BLANKE JAGER

Na het faillissement van het bouwbedrijf Pieters-De Gelder ging Jean-Pierre Pieters andere horizonten verkennen : in Senegal baat hij eigen vakantiedorpen uit.

Toubacouta (Senegal)

De broer van Marie-Jeanne Becaus ruilde zijn bestaan tussen het betonnen geweld voor jacht en visvangst. Jean-Pierre Pieters (46 j.) woont vandaag in Toubacouta, een onooglijk dorp in Senegal, vlakbij de grens met Gambia. Meer bepaald in een prachtig vakantiecomplex, Les Palétuviers, dat hij het zijne mag noemen. Minder dan vijf jaar geleden was Jean-Pierre Pieters commercieel bewindvoerder van de familiale bouwgroep Pieters-De Gelder. Het bedrijf was begin de jaren negentig nummer negen op de Belgische ranglijst van bouwfirma’s. Het zette de gebouwen neer voor Kinepolis in Brussel, Volvo in Gent, De Post in Berchem-Antwerpen en andere prestigieuze projecten.

Op 1 januari 1990 werd 55 procent van de aandelen van het familiebedrijf verkocht. En van dan af ging het mis. Er ontstond een familieruzie en Pieters-De Gelder verzeilde in de problemen. Toen de Limburgse Participatiemaatschappij (die de KS-participatie had overgenomen) een broodnodige kapitaalverhoging weigerde te volstorten, ging het bedrijf failliet.

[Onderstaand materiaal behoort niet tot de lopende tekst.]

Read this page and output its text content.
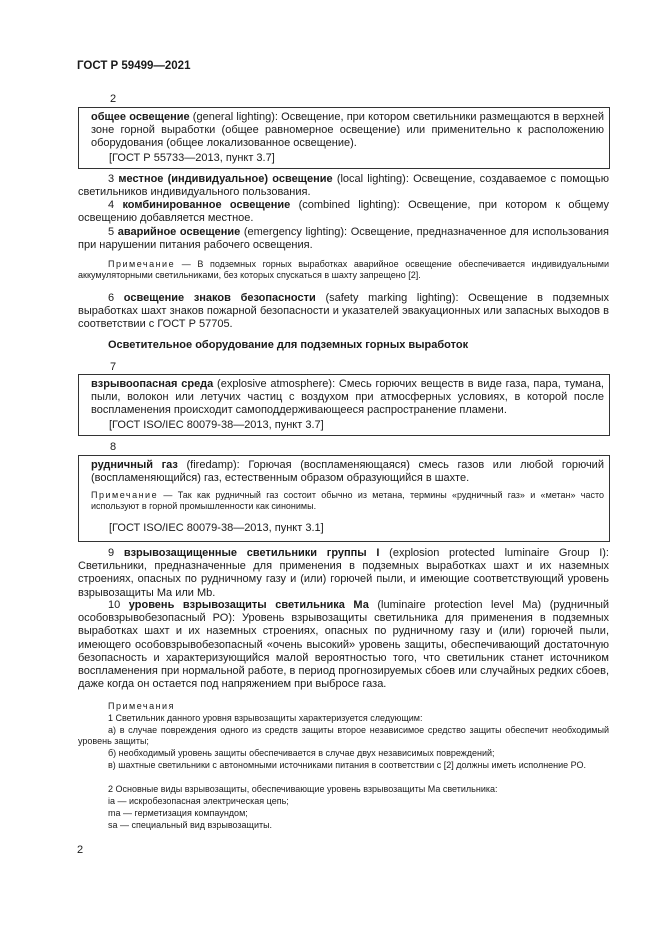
ГОСТ Р 59499—2021
2
общее освещение (general lighting): Освещение, при котором светильники размещаются в верхней зоне горной выработки (общее равномерное освещение) или применительно к расположению оборудования (общее локализованное освещение).
[ГОСТ Р 55733—2013, пункт 3.7]
3 местное (индивидуальное) освещение (local lighting): Освещение, создаваемое с помощью светильников индивидуального пользования.
4 комбинированное освещение (combined lighting): Освещение, при котором к общему освещению добавляется местное.
5 аварийное освещение (emergency lighting): Освещение, предназначенное для использования при нарушении питания рабочего освещения.
Примечание — В подземных горных выработках аварийное освещение обеспечивается индивидуальными аккумуляторными светильниками, без которых спускаться в шахту запрещено [2].
6 освещение знаков безопасности (safety marking lighting): Освещение в подземных выработках шахт знаков пожарной безопасности и указателей эвакуационных или запасных выходов в соответствии с ГОСТ Р 57705.
Осветительное оборудование для подземных горных выработок
7
взрывоопасная среда (explosive atmosphere): Смесь горючих веществ в виде газа, пара, тумана, пыли, волокон или летучих частиц с воздухом при атмосферных условиях, в которой после воспламенения происходит самоподдерживающееся распространение пламени.
[ГОСТ ISO/IEC 80079-38—2013, пункт 3.7]
8
рудничный газ (firedamp): Горючая (воспламеняющаяся) смесь газов или любой горючий (воспламеняющийся) газ, естественным образом образующийся в шахте.
Примечание — Так как рудничный газ состоит обычно из метана, термины «рудничный газ» и «метан» часто используют в горной промышленности как синонимы.
[ГОСТ ISO/IEC 80079-38—2013, пункт 3.1]
9 взрывозащищенные светильники группы I (explosion protected luminaire Group I): Светильники, предназначенные для применения в подземных выработках шахт и их наземных строениях, опасных по рудничному газу и (или) горючей пыли, и имеющие соответствующий уровень взрывозащиты Ma или Mb.
10 уровень взрывозащиты светильника Ма (luminaire protection level Ma) (рудничный особовзрывобезопасный РО): Уровень взрывозащиты светильника для применения в подземных выработках шахт и их наземных строениях, опасных по рудничному газу и (или) горючей пыли, имеющего особовзрывобезопасный «очень высокий» уровень защиты, обеспечивающий достаточную безопасность и характеризующийся малой вероятностью того, что светильник станет источником воспламенения при нормальной работе, в период прогнозируемых сбоев или случайных редких сбоев, даже когда он остается под напряжением при выбросе газа.
Примечания
1 Светильник данного уровня взрывозащиты характеризуется следующим:
а) в случае повреждения одного из средств защиты второе независимое средство защиты обеспечит необходимый уровень защиты;
б) необходимый уровень защиты обеспечивается в случае двух независимых повреждений;
в) шахтные светильники с автономными источниками питания в соответствии с [2] должны иметь исполнение РО.
2 Основные виды взрывозащиты, обеспечивающие уровень взрывозащиты Ма светильника:
ia — искробезопасная электрическая цепь;
ma — герметизация компаундом;
sa — специальный вид взрывозащиты.
2
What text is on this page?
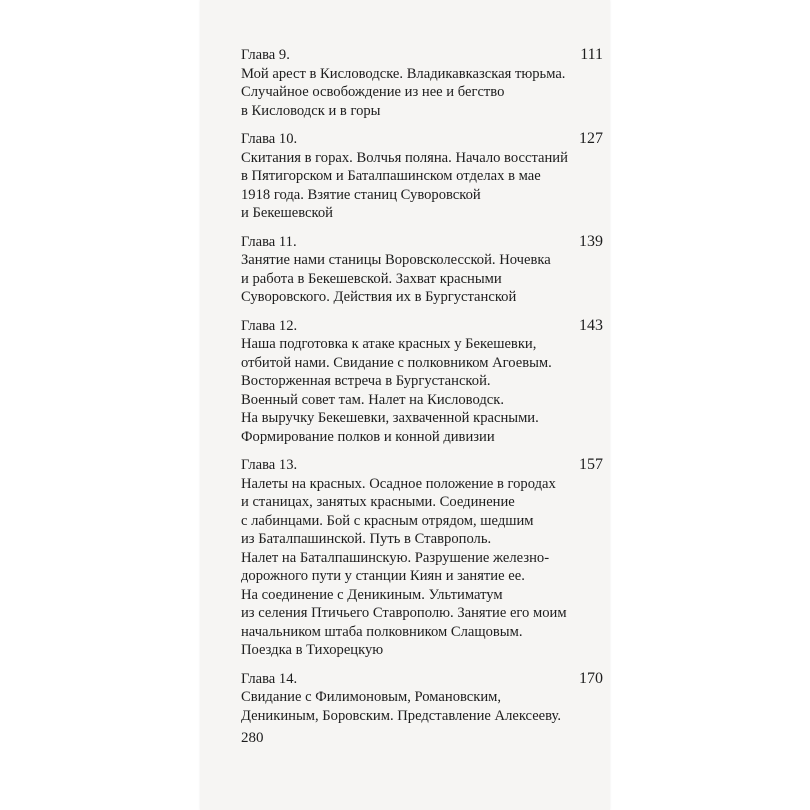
Глава 9.	111
Мой арест в Кисловодске. Владикавказская тюрьма.
Случайное освобождение из нее и бегство
в Кисловодск и в горы
Глава 10.	127
Скитания в горах. Волчья поляна. Начало восстаний
в Пятигорском и Баталпашинском отделах в мае
1918 года. Взятие станиц Суворовской
и Бекешевской
Глава 11.	139
Занятие нами станицы Воровсколесской. Ночевка
и работа в Бекешевской. Захват красными
Суворовского. Действия их в Бургустанской
Глава 12.	143
Наша подготовка к атаке красных у Бекешевки,
отбитой нами. Свидание с полковником Агоевым.
Восторженная встреча в Бургустанской.
Военный совет там. Налет на Кисловодск.
На выручку Бекешевки, захваченной красными.
Формирование полков и конной дивизии
Глава 13.	157
Налеты на красных. Осадное положение в городах
и станицах, занятых красными. Соединение
с лабинцами. Бой с красным отрядом, шедшим
из Баталпашинской. Путь в Ставрополь.
Налет на Баталпашинскую. Разрушение железно-
дорожного пути у станции Киян и занятие ее.
На соединение с Деникиным. Ультиматум
из селения Птичьего Ставрополю. Занятие его моим
начальником штаба полковником Слащовым.
Поездка в Тихорецкую
Глава 14.	170
Свидание с Филимоновым, Романовским,
Деникиным, Боровским. Представление Алексееву.
280
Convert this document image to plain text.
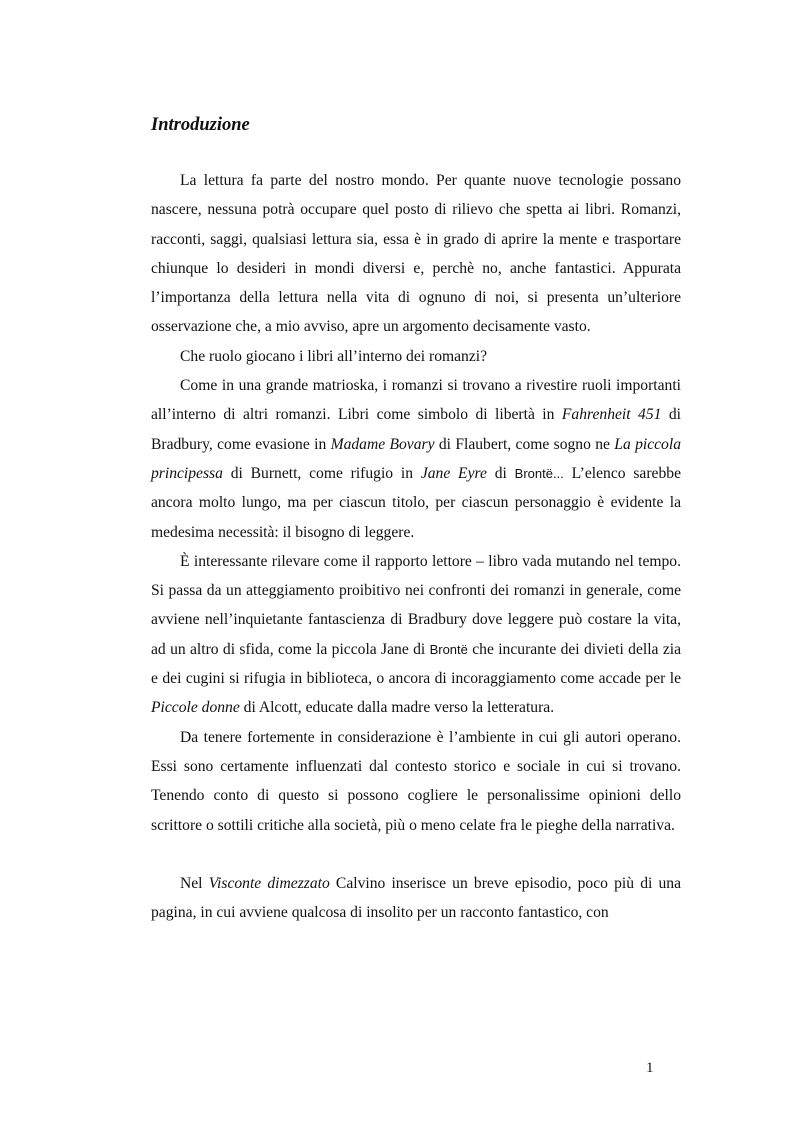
Introduzione

La lettura fa parte del nostro mondo. Per quante nuove tecnologie possano nascere, nessuna potrà occupare quel posto di rilievo che spetta ai libri. Romanzi, racconti, saggi, qualsiasi lettura sia, essa è in grado di aprire la mente e trasportare chiunque lo desideri in mondi diversi e, perchè no, anche fantastici. Appurata l’importanza della lettura nella vita di ognuno di noi, si presenta un’ulteriore osservazione che, a mio avviso, apre un argomento decisamente vasto.

Che ruolo giocano i libri all’interno dei romanzi?

Come in una grande matrioska, i romanzi si trovano a rivestire ruoli importanti all’interno di altri romanzi. Libri come simbolo di libertà in Fahrenheit 451 di Bradbury, come evasione in Madame Bovary di Flaubert, come sogno ne La piccola principessa di Burnett, come rifugio in Jane Eyre di Brontë... L’elenco sarebbe ancora molto lungo, ma per ciascun titolo, per ciascun personaggio è evidente la medesima necessità: il bisogno di leggere.

È interessante rilevare come il rapporto lettore – libro vada mutando nel tempo. Si passa da un atteggiamento proibitivo nei confronti dei romanzi in generale, come avviene nell’inquietante fantascienza di Bradbury dove leggere può costare la vita, ad un altro di sfida, come la piccola Jane di Brontë che incurante dei divieti della zia e dei cugini si rifugia in biblioteca, o ancora di incoraggiamento come accade per le Piccole donne di Alcott, educate dalla madre verso la letteratura.

Da tenere fortemente in considerazione è l’ambiente in cui gli autori operano. Essi sono certamente influenzati dal contesto storico e sociale in cui si trovano. Tenendo conto di questo si possono cogliere le personalissime opinioni dello scrittore o sottili critiche alla società, più o meno celate fra le pieghe della narrativa.

Nel Visconte dimezzato Calvino inserisce un breve episodio, poco più di una pagina, in cui avviene qualcosa di insolito per un racconto fantastico, con

1
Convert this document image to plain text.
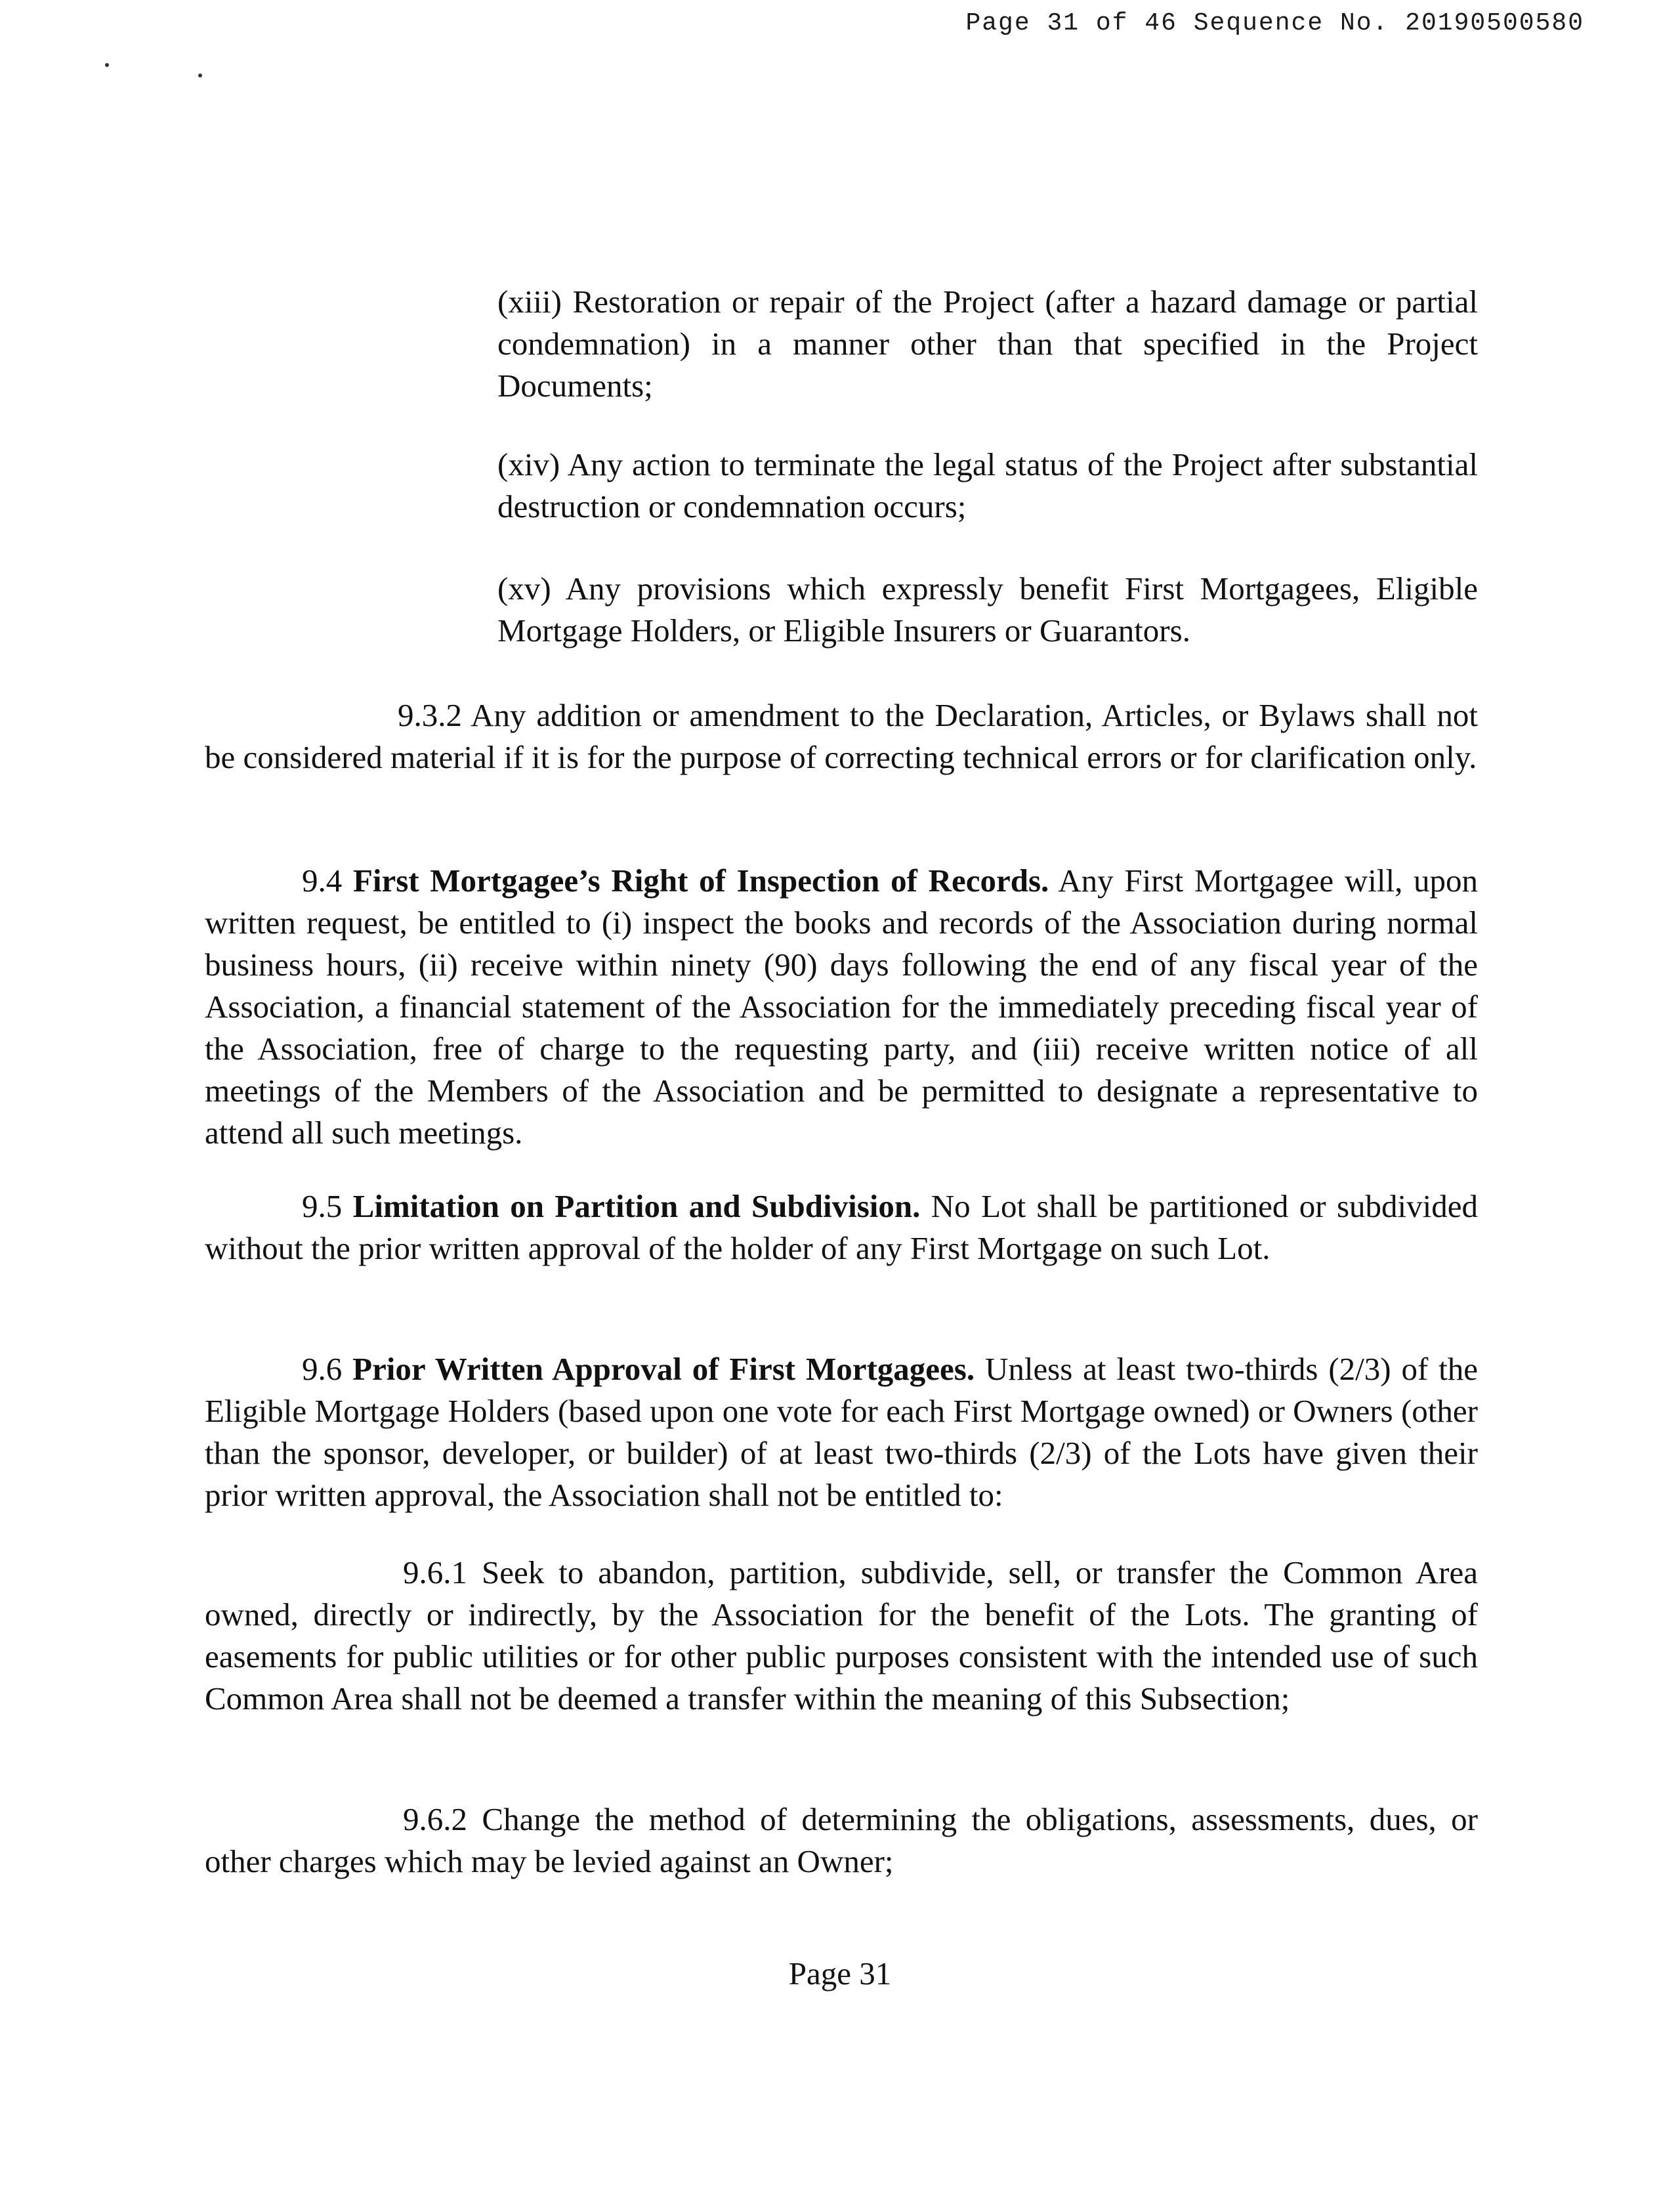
Page 31 of 46 Sequence No. 20190500580

(xiii) Restoration or repair of the Project (after a hazard damage or partial condemnation) in a manner other than that specified in the Project Documents;

(xiv) Any action to terminate the legal status of the Project after substantial destruction or condemnation occurs;

(xv) Any provisions which expressly benefit First Mortgagees, Eligible Mortgage Holders, or Eligible Insurers or Guarantors.

9.3.2 Any addition or amendment to the Declaration, Articles, or Bylaws shall not be considered material if it is for the purpose of correcting technical errors or for clarification only.

9.4 First Mortgagee’s Right of Inspection of Records. Any First Mortgagee will, upon written request, be entitled to (i) inspect the books and records of the Association during normal business hours, (ii) receive within ninety (90) days following the end of any fiscal year of the Association, a financial statement of the Association for the immediately preceding fiscal year of the Association, free of charge to the requesting party, and (iii) receive written notice of all meetings of the Members of the Association and be permitted to designate a representative to attend all such meetings.

9.5 Limitation on Partition and Subdivision. No Lot shall be partitioned or subdivided without the prior written approval of the holder of any First Mortgage on such Lot.

9.6 Prior Written Approval of First Mortgagees. Unless at least two-thirds (2/3) of the Eligible Mortgage Holders (based upon one vote for each First Mortgage owned) or Owners (other than the sponsor, developer, or builder) of at least two-thirds (2/3) of the Lots have given their prior written approval, the Association shall not be entitled to:

9.6.1 Seek to abandon, partition, subdivide, sell, or transfer the Common Area owned, directly or indirectly, by the Association for the benefit of the Lots. The granting of easements for public utilities or for other public purposes consistent with the intended use of such Common Area shall not be deemed a transfer within the meaning of this Subsection;

9.6.2 Change the method of determining the obligations, assessments, dues, or other charges which may be levied against an Owner;

Page 31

In de euforie van de vakantieganger die verliefd raakt op zijn bestemming, kocht Pieters op 1 mei 1994 de volledige infrastructuur van Les Palétuviers : zeven hectaren en de exclusieve beschikking over een jachtgebied van zo’n honderd hectaren rimboegebied. Pieters startte de verbouwing en richtte een tweede vakantiedorp op dat hij Ile Paradis doopte. Het gebied biedt het rijkste viswater ter wereld, rivierbaarzen, zwaardvissen en dolfijnen komen er in grote aantallen voor. De brousse die de uitgestrekte meander omgeeft, is rijk aan wild voornamelijk wilde zwijnen. De jacht was voordien ongecontroleerd. Als een volleerd landmeter bracht Pieters zijn gebied in kaart met aanduiding van het aantal wildsoorten per soort.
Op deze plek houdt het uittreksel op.